At the top of the Hillclimb, he stopped to survey his domain. The steps spilled down the open hillside amidst plantings and landings. In the summer, some landings had little white and yellow tables with people laughing and eating. But the chill wind off Elliott Bay had blown away such diners today. A shame, thought Wizard. The wind was juggling seagulls for an empty grandstand. Past the grey chute of Highway 99, there were the piers of the Aquarium and Waterfront Park. The waterfront Streetcar clanged past, elegant in green and gold. Wizard had ridden it once, for the extravagant sum of sixty cents. He had stayed on for the full ninety minutes allowed, touching the shining woodwork and gleaming brass, smelling the past in the vintage 1927 genuine Australian trolley car. They were a recent import to Seattle, but already he loved them as much as he loved Sylvester and the pigeons and the market itself.

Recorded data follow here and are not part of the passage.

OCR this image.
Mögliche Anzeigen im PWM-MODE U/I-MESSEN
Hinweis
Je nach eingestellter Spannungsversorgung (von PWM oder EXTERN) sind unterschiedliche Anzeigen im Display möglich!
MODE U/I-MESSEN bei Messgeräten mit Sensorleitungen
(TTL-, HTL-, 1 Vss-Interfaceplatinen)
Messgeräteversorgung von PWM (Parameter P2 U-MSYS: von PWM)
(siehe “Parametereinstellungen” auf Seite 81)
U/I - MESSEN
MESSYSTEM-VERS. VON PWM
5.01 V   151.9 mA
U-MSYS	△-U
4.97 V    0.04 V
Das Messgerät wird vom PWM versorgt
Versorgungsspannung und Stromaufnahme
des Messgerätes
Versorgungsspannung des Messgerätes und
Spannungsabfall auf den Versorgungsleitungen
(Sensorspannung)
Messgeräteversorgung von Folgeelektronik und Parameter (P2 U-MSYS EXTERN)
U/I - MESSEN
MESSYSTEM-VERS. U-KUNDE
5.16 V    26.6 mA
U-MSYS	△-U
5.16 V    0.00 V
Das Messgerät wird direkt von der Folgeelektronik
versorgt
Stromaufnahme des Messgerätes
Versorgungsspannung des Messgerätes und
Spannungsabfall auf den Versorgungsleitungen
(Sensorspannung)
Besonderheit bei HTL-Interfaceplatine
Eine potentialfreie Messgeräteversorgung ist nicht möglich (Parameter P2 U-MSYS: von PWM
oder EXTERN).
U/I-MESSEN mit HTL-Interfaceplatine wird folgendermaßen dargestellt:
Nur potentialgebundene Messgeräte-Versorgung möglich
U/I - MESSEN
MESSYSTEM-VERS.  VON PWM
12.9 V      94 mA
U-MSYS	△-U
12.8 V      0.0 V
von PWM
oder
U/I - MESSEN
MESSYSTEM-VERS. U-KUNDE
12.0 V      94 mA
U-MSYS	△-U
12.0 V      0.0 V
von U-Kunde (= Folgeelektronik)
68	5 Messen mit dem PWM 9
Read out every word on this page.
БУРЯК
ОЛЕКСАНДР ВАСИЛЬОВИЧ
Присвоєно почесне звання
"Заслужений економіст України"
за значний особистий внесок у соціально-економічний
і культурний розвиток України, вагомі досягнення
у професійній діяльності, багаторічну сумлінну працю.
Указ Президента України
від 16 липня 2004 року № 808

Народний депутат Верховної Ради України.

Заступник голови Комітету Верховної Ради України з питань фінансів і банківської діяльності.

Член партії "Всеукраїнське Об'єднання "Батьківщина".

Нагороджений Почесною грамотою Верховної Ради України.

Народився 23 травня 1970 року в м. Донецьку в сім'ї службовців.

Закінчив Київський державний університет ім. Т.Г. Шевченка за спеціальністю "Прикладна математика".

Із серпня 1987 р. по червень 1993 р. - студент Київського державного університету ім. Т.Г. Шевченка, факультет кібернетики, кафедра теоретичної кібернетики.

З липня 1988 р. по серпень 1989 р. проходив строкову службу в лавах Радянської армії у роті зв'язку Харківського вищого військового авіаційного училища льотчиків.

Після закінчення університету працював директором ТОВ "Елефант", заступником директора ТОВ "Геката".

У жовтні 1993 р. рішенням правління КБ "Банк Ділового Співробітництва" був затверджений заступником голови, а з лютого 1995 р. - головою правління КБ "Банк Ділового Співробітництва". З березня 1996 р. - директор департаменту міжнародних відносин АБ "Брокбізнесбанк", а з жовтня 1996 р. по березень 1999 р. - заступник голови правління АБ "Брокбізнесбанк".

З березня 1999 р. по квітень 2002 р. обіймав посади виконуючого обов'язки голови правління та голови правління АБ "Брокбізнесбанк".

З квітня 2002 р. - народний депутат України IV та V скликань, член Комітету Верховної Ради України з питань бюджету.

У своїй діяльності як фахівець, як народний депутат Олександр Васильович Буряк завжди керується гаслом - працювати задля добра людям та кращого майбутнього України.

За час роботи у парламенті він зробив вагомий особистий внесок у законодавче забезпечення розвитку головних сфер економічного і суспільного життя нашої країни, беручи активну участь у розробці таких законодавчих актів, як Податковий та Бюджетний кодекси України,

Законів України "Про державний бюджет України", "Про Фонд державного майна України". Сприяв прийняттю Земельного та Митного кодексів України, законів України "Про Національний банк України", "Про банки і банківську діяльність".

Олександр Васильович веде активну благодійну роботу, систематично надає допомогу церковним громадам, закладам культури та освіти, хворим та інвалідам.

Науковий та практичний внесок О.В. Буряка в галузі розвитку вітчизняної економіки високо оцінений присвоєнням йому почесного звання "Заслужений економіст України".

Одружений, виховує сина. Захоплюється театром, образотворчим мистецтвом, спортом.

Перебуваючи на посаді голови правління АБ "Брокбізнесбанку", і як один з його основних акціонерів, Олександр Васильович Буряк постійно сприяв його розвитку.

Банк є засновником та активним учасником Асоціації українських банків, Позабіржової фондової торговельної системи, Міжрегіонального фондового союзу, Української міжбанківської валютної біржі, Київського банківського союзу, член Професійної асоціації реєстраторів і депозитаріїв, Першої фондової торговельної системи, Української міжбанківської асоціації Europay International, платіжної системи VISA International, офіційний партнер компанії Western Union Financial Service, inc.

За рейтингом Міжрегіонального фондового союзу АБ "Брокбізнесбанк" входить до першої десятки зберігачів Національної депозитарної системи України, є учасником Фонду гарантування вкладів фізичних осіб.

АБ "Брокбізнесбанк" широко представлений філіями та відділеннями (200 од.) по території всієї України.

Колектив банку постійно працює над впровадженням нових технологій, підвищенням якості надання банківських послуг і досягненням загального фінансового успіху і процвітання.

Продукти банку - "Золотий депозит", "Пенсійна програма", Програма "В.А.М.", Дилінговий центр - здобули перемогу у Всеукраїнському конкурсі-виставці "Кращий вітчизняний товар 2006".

At the bottom of the Pike Street stairs, he sauntered along past parked cars to the dumpster. Even from a distance, he could see it wouldn’t yield much. Two men with green plastic trash sacks were working it for aluminium cans. He slowed his pace to allow them to finish. It was painful to watch their pitiful efforts. They had the basic idea of scavenging, but could not surrender their belief in money. There were too many steps to their survival. Find the cans, crush the cans, haul the cans, sell the cans, and go buy a cup of coffee. They wouldn’t have too much luck; the dumpster looked as if it had already been worked several times that morning. Ironically, there would be more in there for a pure scavenger than for a can hunter.
He watched them plod off with their sacks over their shoulders before he approached the dumpster. He gave a snort at Euripides’s idea of good stuff. Fish bones and stray socks, empty cans and crumpled newspaper. A ripped tutu. Seven squished tubes of Vampire Blood, complete with plastic fangs. Empty cardboard boxes and packing. A plastic fright wig. A box of brown lettuce. A brown paper sack labelled WIZARD.
It was cold, suddenly. Not that the wind came any swifter off the bay. The seagulls were still screaming as they wheeled, the traffic still rushed and rumbled. A breeze, half of power and half grey, stirred his hair. The cold began in the pit of Wizard’s stomach and emanated outward. His ears rang and he cringed from the expected blow.
A pigeon swooped down suddenly to alight on the edge of the open dumpster. He eyed Wizard anxiously. He was very young, his beak still wide and pink. ‘I’m all right,’ Wizard reassured him. ‘Just give me a moment. I’ll be fine.’ The pigeon fluttered closer, to peck at the fish bones, and reject them. A sudden jab of his beak rustled the paper sack. ‘Yes, yes, I see it. It just took me a bit by surprise, that’s all. Go along now. Popcorn later, at the park. If you see Cassie, tell her I’m looking for her. No, on second thought, stay clear of her. You’re still tender, and you aren’t fast enough to get away from her. Just pass it on to anyone. I’m looking for Cassie.’